The value of the constant $\mu_{0}$, which is called the permeability of free space, is $\mu_{0}$ = 4$\pi$ × 10^-7 $T.m/A$



Magnetic Field Midway Between Two Currents
Two parallel wires 10.0cm apart carry currents in opposite directions. Current $I_{1}$ = 5.0A is out of the page, $I_{2}$=7.0 A is into the page. Determine the magnitude and direction of the magnetic field halfway between the two wires.



$B_{1} =$ $\large \frac{\mu_{0} I_{1}} {2\pi r} = \frac{(4\pi \, \times \, 10^{-7} \, T\, . \, m/A) (5. 0A) } {2 \pi (0.050m) }$ = 2.0 × 10^-5 $T$

$B_{2} =$ $\large \frac{\mu_{0} I_{2}} {2\pi r} = \frac{(4\pi \, \times \, 10^{-7} \, T\, . \, m/A) (7. 0A) } {2 \pi (0.050m) }$ = 2.8 × 10^-5 $T$

The total filed is up with the magnitude of

$B = B_{1} +B_{2} = 4.8 \times 10^{-5} T$


Forces Between Two Parallel Wires

• Consider two long parallel wires separated by a distance $d$. They carry currents $I_{1}$ and $I_{2}$, respectively.
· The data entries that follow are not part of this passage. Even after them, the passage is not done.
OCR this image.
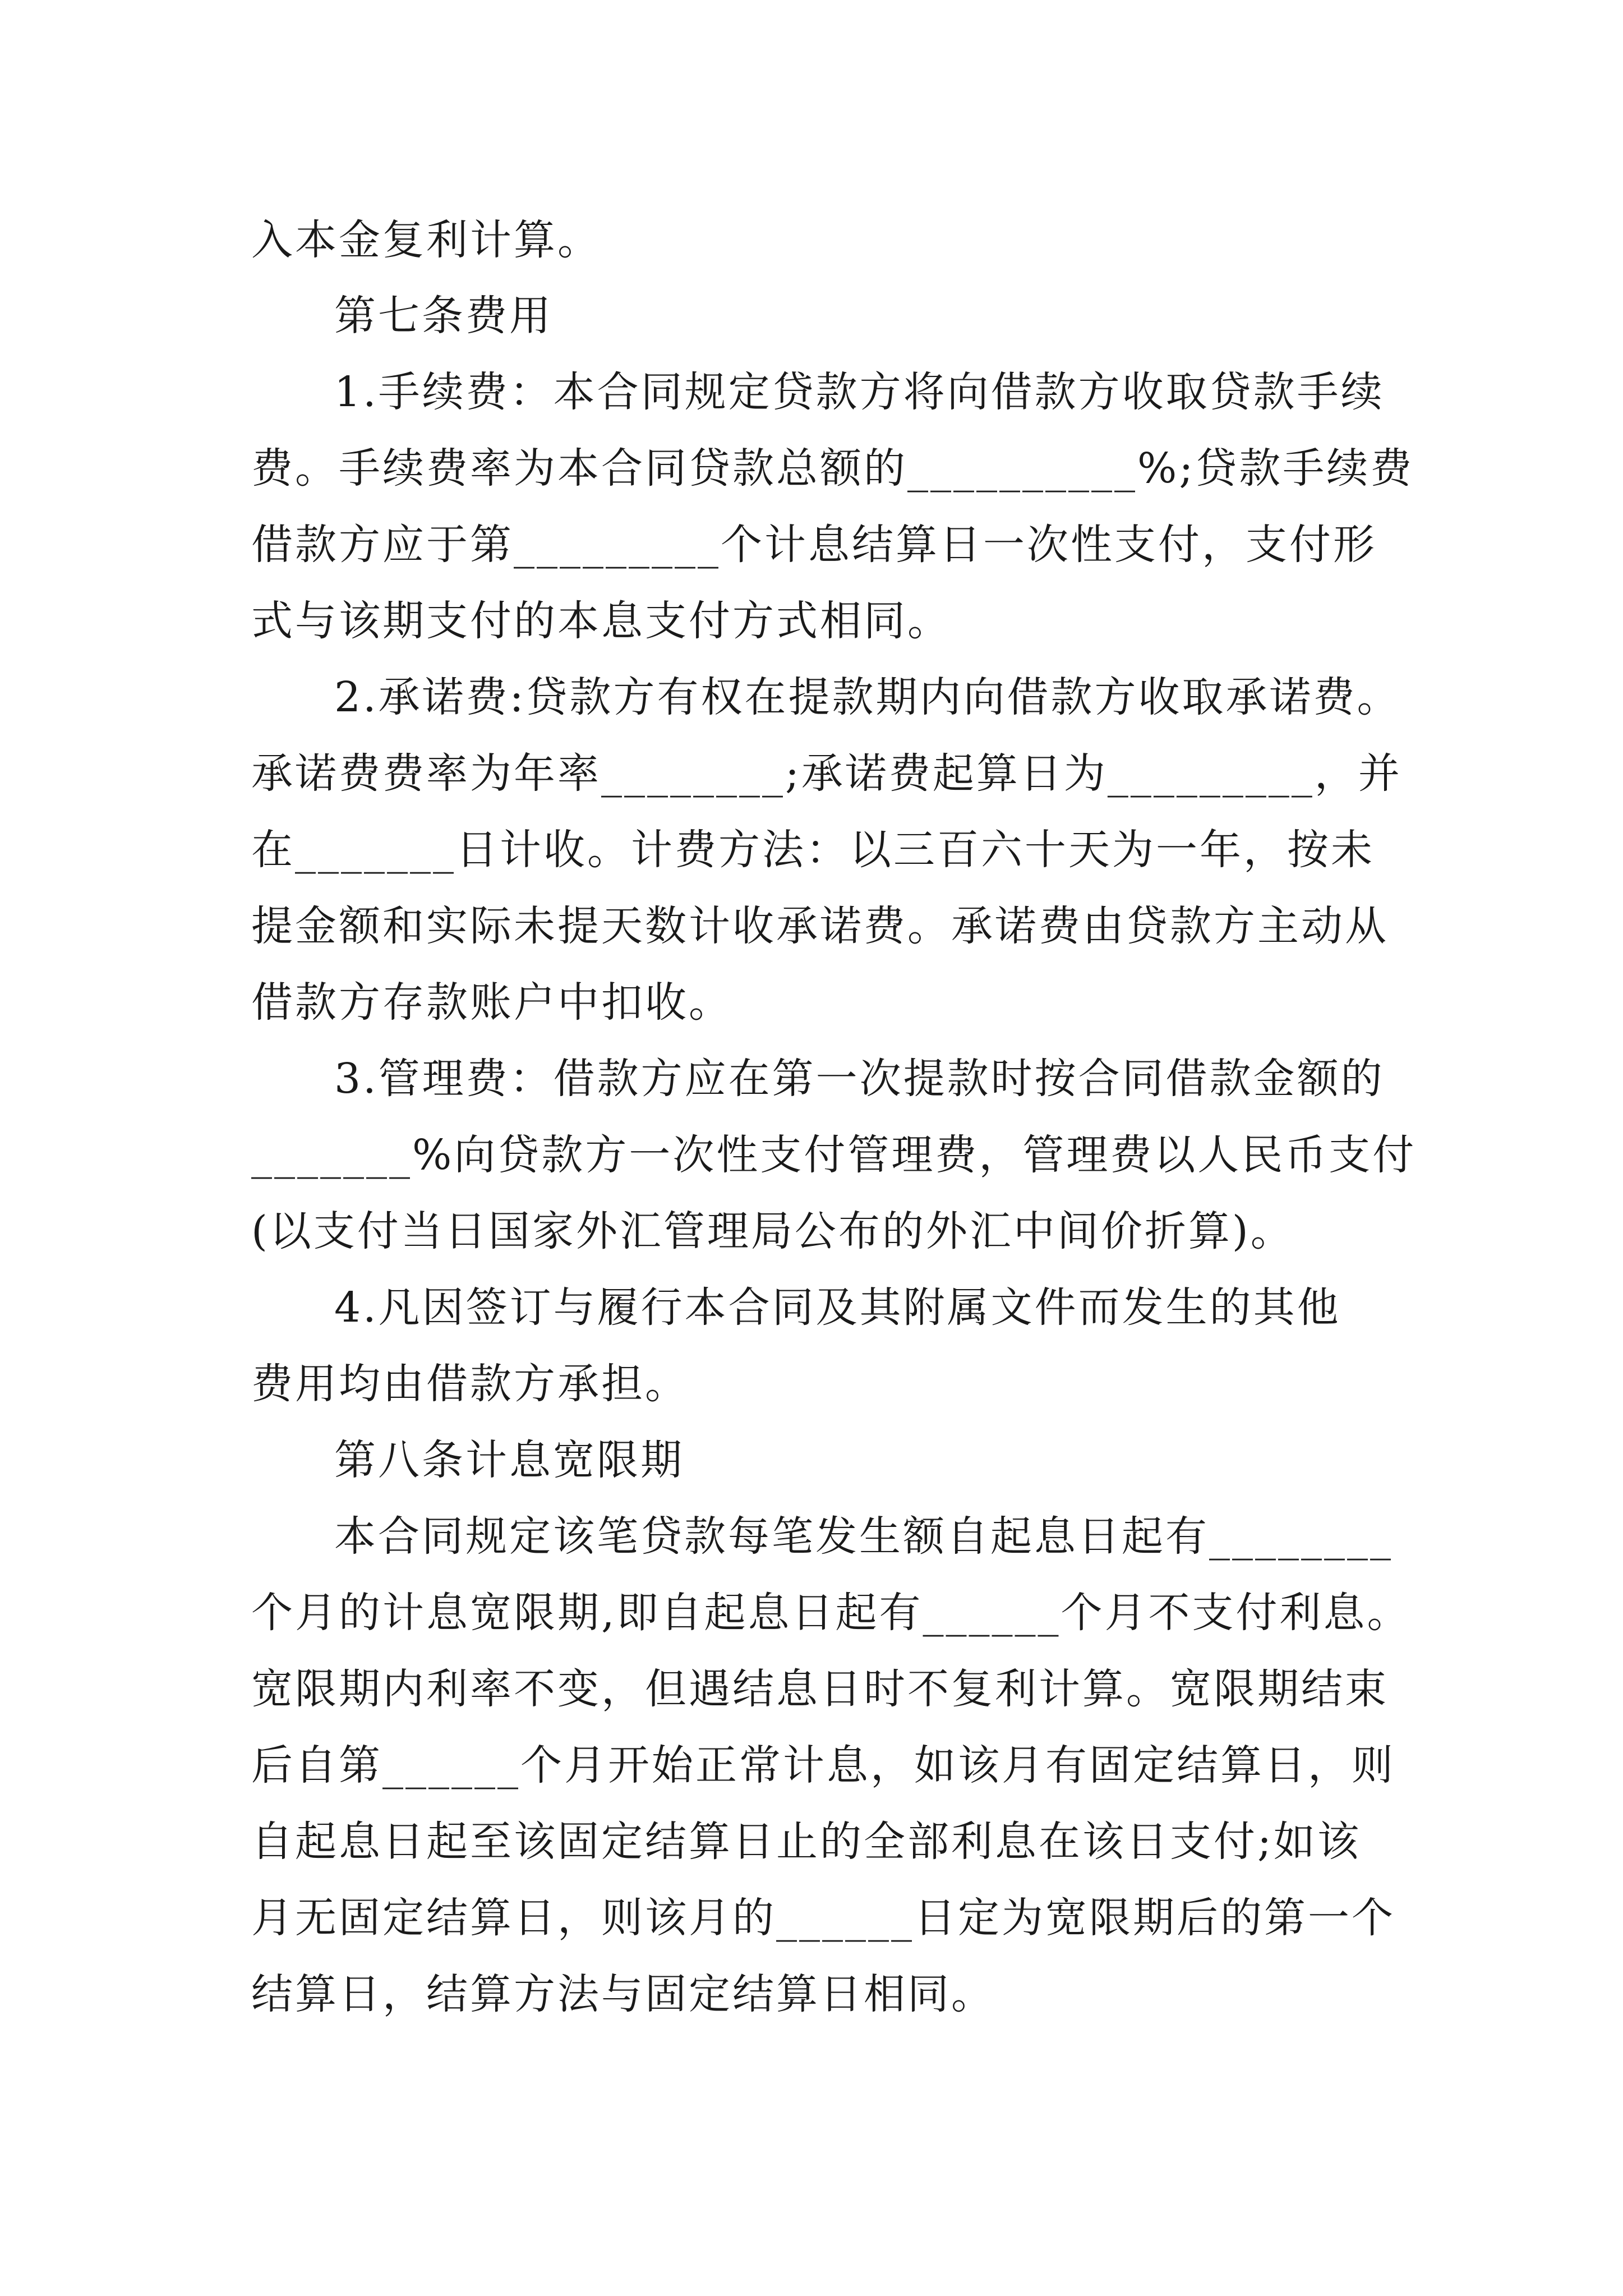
入本金复利计算。
第七条费用
1.手续费：本合同规定贷款方将向借款方收取贷款手续
费。手续费率为本合同贷款总额的__________%;贷款手续费
借款方应于第_________个计息结算日一次性支付，支付形
式与该期支付的本息支付方式相同。
2.承诺费:贷款方有权在提款期内向借款方收取承诺费。
承诺费费率为年率________;承诺费起算日为_________，并
在_______日计收。计费方法：以三百六十天为一年，按未
提金额和实际未提天数计收承诺费。承诺费由贷款方主动从
借款方存款账户中扣收。
3.管理费：借款方应在第一次提款时按合同借款金额的
_______%向贷款方一次性支付管理费，管理费以人民币支付
(以支付当日国家外汇管理局公布的外汇中间价折算)。
4.凡因签订与履行本合同及其附属文件而发生的其他
费用均由借款方承担。
第八条计息宽限期
本合同规定该笔贷款每笔发生额自起息日起有________
个月的计息宽限期,即自起息日起有______个月不支付利息。
宽限期内利率不变，但遇结息日时不复利计算。宽限期结束
后自第______个月开始正常计息，如该月有固定结算日，则
自起息日起至该固定结算日止的全部利息在该日支付;如该
月无固定结算日，则该月的______日定为宽限期后的第一个
结算日，结算方法与固定结算日相同。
Each current produces a magnetic field that is felt by the other, so each must exert a force on the other.





• Magnetic field $B_{1}$ produced by $I_{1}, \, B_{1} =$ $\large \frac{\mu_{0} I_{1}} {2 \pi d}$
• The force $F_{2}$ is exerted by $B_{1}$ on a length of $I_{2}$ of wire 2, carrying current $I_{2}$, $F_{2}$ = $I_{2}$ $B_{1}$ $I_{2}$
• Substitute $B_{1}$ into $F_{2}$ formula to get the final equation;


$F_{2} =$ $\large \frac{\mu_{0}} {2 \pi} \frac{I_{1} I_{2}} {d} I_{2}$

• Parallel currents in the same direction exert an attractive force on each other
• Antiparallel currents (in opposite directions) exert a repulsive force on each other.